Michel Barnier: je pense que l’une des tragédies possibles qui toucheraient notre continent, mais qui peut aussi toucher d’autres continents – on l’a vu aux Etats-Unis, on l’a vu en Afrique du Nord – c’est en effet le terrorisme, dans toutes ses dimensions. Et probablement cette forme insidieuse du terrorisme qui pourrait être le bioterrorisme. Donc je prévois dans cette proposition que l’on réfléchisse précisément à cette forme d’attaque là contre la sécurité, notamment en ayant des laboratoires spécialisés en Europe contre le bioterrorisme.

EuroNews: sur la scène internationale, l’action humanitaire de l’Union se fait sous l‘étendard de l’Office humanitaire ECHO, popularisé naguère par Emma Bonnino. Vous projets sonnent-ils le glas pour cet étendard européen?

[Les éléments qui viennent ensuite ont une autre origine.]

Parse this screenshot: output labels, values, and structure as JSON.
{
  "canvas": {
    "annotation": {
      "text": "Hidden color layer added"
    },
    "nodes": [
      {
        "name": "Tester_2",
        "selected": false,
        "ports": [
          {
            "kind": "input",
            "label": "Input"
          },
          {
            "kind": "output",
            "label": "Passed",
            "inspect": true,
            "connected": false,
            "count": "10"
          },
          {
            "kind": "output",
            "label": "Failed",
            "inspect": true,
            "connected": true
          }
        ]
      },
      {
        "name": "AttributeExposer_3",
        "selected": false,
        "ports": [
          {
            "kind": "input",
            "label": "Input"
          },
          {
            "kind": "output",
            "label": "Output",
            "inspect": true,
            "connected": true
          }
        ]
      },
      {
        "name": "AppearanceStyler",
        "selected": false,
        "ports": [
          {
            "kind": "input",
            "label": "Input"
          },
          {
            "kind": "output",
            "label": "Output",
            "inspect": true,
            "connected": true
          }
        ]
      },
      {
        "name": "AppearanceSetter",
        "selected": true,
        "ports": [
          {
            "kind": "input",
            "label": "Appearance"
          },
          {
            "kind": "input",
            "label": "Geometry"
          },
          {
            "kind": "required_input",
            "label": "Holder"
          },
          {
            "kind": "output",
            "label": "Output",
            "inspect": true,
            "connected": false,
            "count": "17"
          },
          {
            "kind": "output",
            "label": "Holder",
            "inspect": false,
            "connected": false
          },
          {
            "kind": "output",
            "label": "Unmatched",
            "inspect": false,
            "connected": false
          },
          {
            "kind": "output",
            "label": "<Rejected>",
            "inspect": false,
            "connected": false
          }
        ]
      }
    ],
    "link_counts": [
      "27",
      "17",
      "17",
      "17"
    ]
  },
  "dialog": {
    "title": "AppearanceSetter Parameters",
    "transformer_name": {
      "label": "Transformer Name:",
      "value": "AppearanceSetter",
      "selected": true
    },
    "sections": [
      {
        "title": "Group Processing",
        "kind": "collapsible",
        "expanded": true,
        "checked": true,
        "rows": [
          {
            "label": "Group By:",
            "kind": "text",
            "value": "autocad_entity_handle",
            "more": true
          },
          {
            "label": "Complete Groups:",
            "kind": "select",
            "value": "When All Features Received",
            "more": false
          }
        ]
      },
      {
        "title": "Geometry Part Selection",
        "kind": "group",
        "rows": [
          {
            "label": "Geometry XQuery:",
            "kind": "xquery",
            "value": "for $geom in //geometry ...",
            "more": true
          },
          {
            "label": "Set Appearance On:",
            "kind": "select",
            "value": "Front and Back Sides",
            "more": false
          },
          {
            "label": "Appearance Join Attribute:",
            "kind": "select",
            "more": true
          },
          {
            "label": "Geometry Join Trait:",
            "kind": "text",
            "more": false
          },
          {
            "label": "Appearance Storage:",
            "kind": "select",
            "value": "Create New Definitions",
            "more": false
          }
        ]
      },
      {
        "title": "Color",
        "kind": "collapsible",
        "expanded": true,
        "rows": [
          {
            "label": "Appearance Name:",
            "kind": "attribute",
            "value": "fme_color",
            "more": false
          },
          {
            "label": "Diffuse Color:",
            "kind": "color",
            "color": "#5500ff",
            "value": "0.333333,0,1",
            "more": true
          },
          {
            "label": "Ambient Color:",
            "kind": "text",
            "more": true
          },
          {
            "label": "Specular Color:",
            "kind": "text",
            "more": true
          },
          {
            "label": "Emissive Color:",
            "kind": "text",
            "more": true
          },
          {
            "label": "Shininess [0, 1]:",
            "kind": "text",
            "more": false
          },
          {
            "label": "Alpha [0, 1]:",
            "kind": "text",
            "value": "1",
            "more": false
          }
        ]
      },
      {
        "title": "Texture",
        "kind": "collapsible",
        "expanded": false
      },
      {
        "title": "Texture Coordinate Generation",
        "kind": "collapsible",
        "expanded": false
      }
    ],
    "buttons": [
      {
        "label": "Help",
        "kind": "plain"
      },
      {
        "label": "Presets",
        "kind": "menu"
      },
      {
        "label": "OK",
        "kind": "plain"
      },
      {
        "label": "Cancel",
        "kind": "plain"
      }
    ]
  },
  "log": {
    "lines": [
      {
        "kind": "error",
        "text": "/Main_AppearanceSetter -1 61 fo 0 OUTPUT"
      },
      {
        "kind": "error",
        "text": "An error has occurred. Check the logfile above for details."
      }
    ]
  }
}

Michel Barnier: la protection civile et l’action humanitaire, j’allais dire, partent ensemble. Quand il y a une catastrophe, dans les heures qui suivent, dans l’extrême urgence ou l’urgence, il y a deux réponses. C’est l’action humanitaire qui consiste à apporter des vivres, à titre humanitaire, pour nourrir les gens. Et puis la protection civile, pour soigner, pour réparer, pour faires des recherches quand il y a un temblement de terre et que tous les immeubles se sont effondrés, avoir des gens spécialisés dans ce type d’opération. Donc, il s’agit bien d’agir ensemble et c’est pour ça que, à terme, en 2009, j’ai proposé que, au sein de la Commission, il y ait un seul commissaire chargé de l’action humanitaire, ECHO, et ça marche bien donc il ne faut pas changer, mais associé sous la même autorité personnelle avec la protection civile. Donc, il ne s’agit pas de faire disparaître ECHO qui fonctionne bien mais peut-être de lui donner plus d’ampleur et de l’associer à la réponse en terme de protection civile, sous le label général de Europe Aid.

EuroNews: donc, à terme, c’est la disparition du label ECHO sur les théâtres humanitaires?

Michel Barnier: je ne sais pas si le mot ECHO doit disparaître ou pas. Est-ce qu’il veut dire quelque chose précisément? Dans les pays où nous allons, qu’est-ce que ça veut dire ECHO? Moi, je n’ai pas de problème et ce n’est pas moi qui déciderai si on garde ECHO ou pas. Il me semble que mettre sur des avions le double drapeau, le drapeau autrichien ou finlandais, si l’avion est autrichien ou finlandais, avec le drapeau européen et comme mot et comme appellation générique Europe Aid, c’est en tout cas quelque chose que tout le monde peut comprendre.

EuroNews: comment inscrivez-vous le projet Europe Aid dans le contexte du vieux débat sur le droit d’ingérence humanitaire?

Michel Barnier: je ne veux pas toucher à cette question de l’ingérence qui est en effet très sensible mais qui pose un problème politique. Je me suis attaché à proposer concrètement un dispositif opérationnel pour que les Européens soient plus efficaces dans l’assistance qu’ils apportent à des citoyens européens ou à des peuples qui ont besoin de solidarité.

EuroNews: votre rapport sur Europe Aid vous a été demadé par Wolfgang Schüssel et José Manuel Barroso, deux éminents polyglottes. Dans quelle langue comptez-vous présenter votre rapport aux dirigeants des Vingt-Cinq?

Michel Barnier: ce rapport a été traduit au moins dans trois langues de travail qui sont l’anglais, le français et l’allemand. Et puis, il va être traduit si les Institutions le souhaitent. En ce qui me concerne, comme responsable politique français et je l’ai fait comme commissaire pendant cinq ans, ou comme ministre, j’ai l’habitude de m’exprimer en français mais c’est une des langues officielles de l’Union européenne et donc il n’y a pas de problème pour ça.